Going through airport security is a universally painful experience. And despite being slow and invasive, the TSA doesn’t have a great record at catching threats. With the help of the Kaggle data science community, the Department of Homeland Security (DHS) is hosting an online competition to build machine learning-powered tools that can augment agents, ideally making the entire system simultaneously more accurate and efficient.

Kaggle, acquired by Google earlier this year, regularly hosts online competitions where data scientists compete for money by developing novel approaches to complex machine learning problems. Today’s competition to improve threat recognition algorithms will be Kaggle’s third launch this year featuring more than a million dollars in prize money.

With a top prize of $500,000 and a total of $1.5 million at stake, competitors will have to accurately predict the location of threat objects on the body. The TSA is making its data set of images available to competitors so they can train on images of people carrying weapons. Importantly, these will be staged images created by the TSA rather than real-world examples — a necessary move to ensure privacy.
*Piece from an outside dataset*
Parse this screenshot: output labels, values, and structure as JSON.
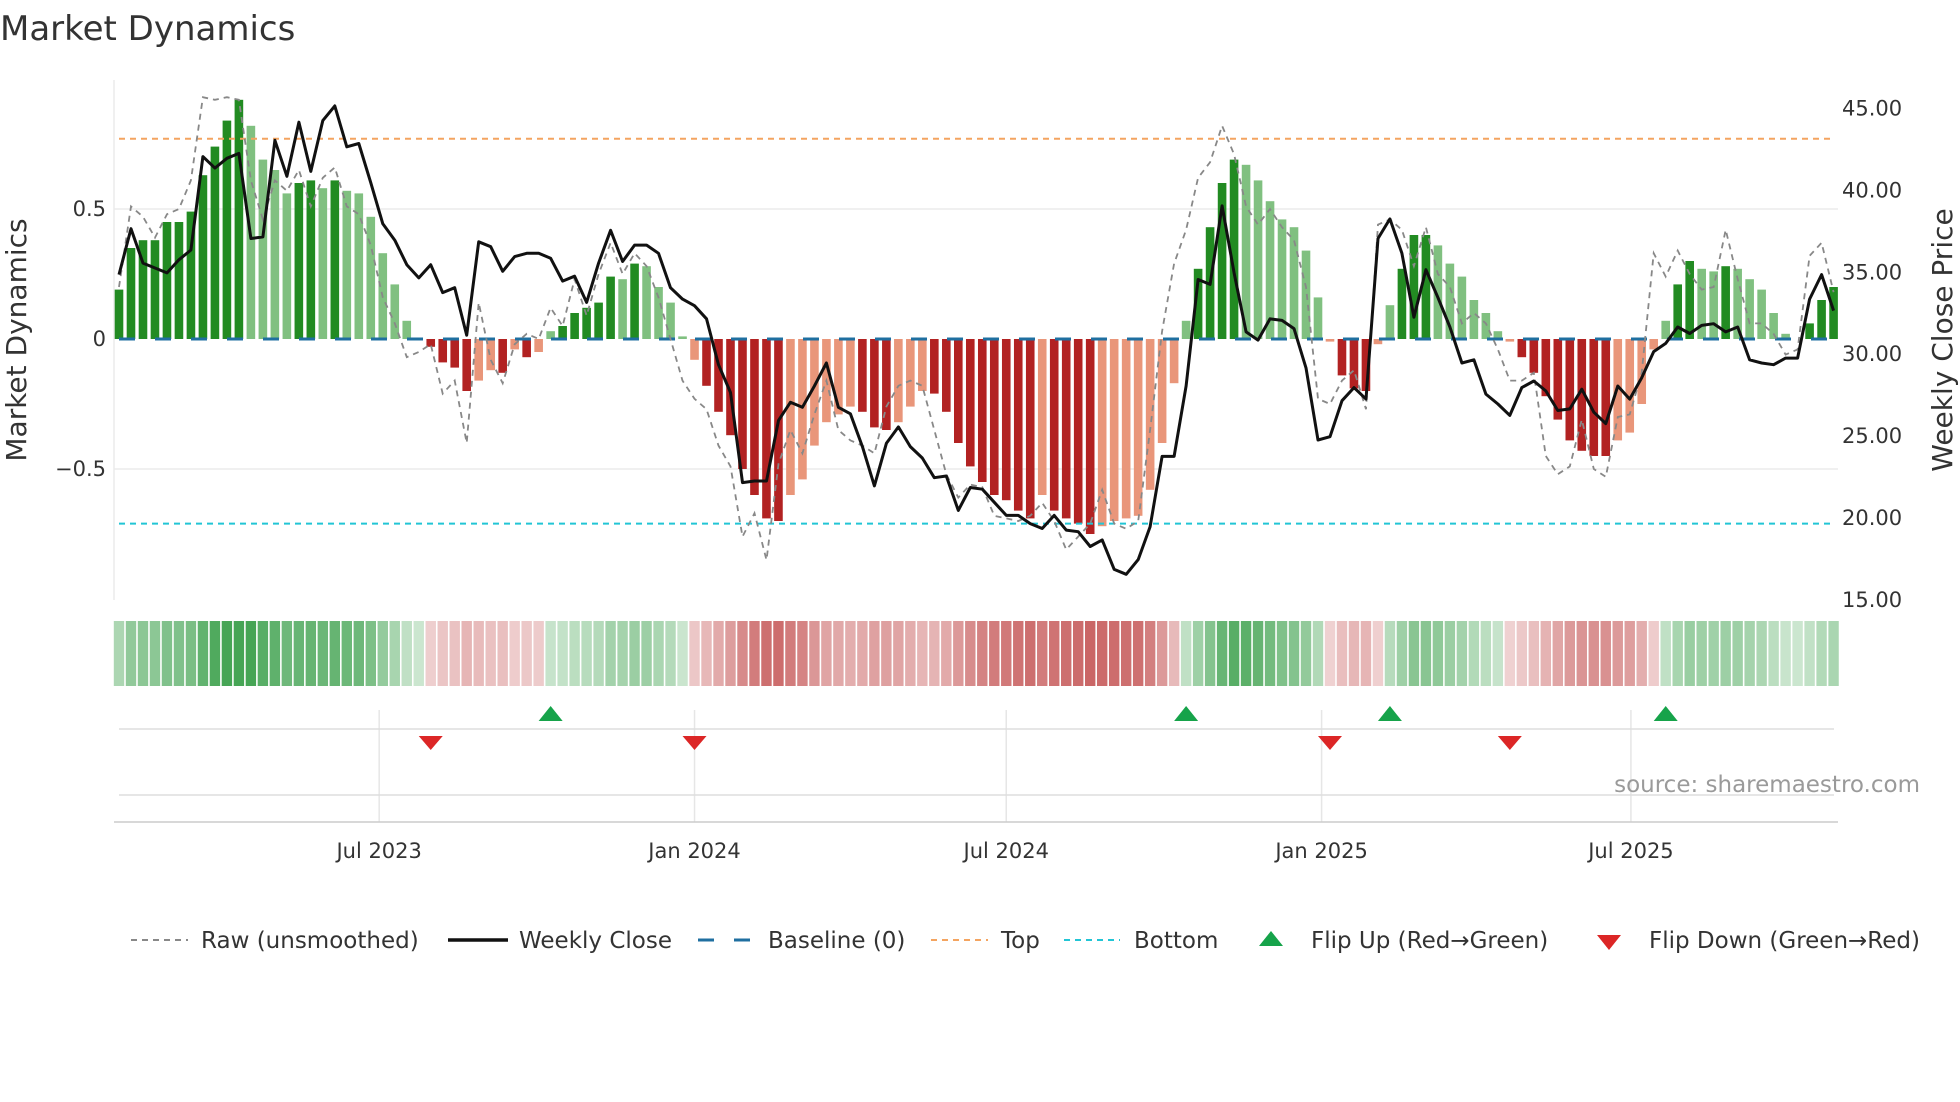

“The outcome of the competition will be a good indicator for how well we can expect such systems to work,” Reza Zadeh, founder and CEO of computer vision startup Matroid told me. “At the very least, we should have such a system augmenting current security guards to ensure they don’t miss dangerous items.”

Of course, the problem the TSA faces isn’t just a machine learning issue. Expensive physical machines are complicated to upgrade, and none feature the kinds of sophisticated GPUs found in modern data centers. Thankfully, Google, Facebook and others are heavily investing in lighter versions of machine learning frameworks, optimized to run locally, at the edge (without internet).

This means that it’s possible that some submissions to this competition could wind up in use on actual scanning machines — it’s just a matter of training beforehand and optimizing for the constrained conditions. The DHS has promised to work closely with the winners to explore potential real-world applications.

“This is a really hard problem, machines do not have crazy GPUs,” Anthony Goldbloom, Kaggle’s creator, told me in an interview. “But one thing that gets lost is that doing inference doesn’t necessarily need such heavy compute.”

Another concern that Kaggle and the TSA had to account for was the risk of bias influencing the automated threat detection process — a potential nightmare for travelers that could be inappropriately segregated based on arbitrary factors. To mitigate this, the TSA put special effort into creating the data set of images that will ultimately be used to train the detectors.

“The TSA did a nice job in setting this up,” Goldbloom emphasized. “They recruited volunteers but made sure that they had a decent amount of diversity so models don’t fail on a certain type of person.”

Google plans to make GCP available to competitors in the near future. And though Google owns Kaggle, it is thankfully not forcing people to use TensorFlow, its own open-source framework. You can check out additional details here; the competition will draw to a close in December.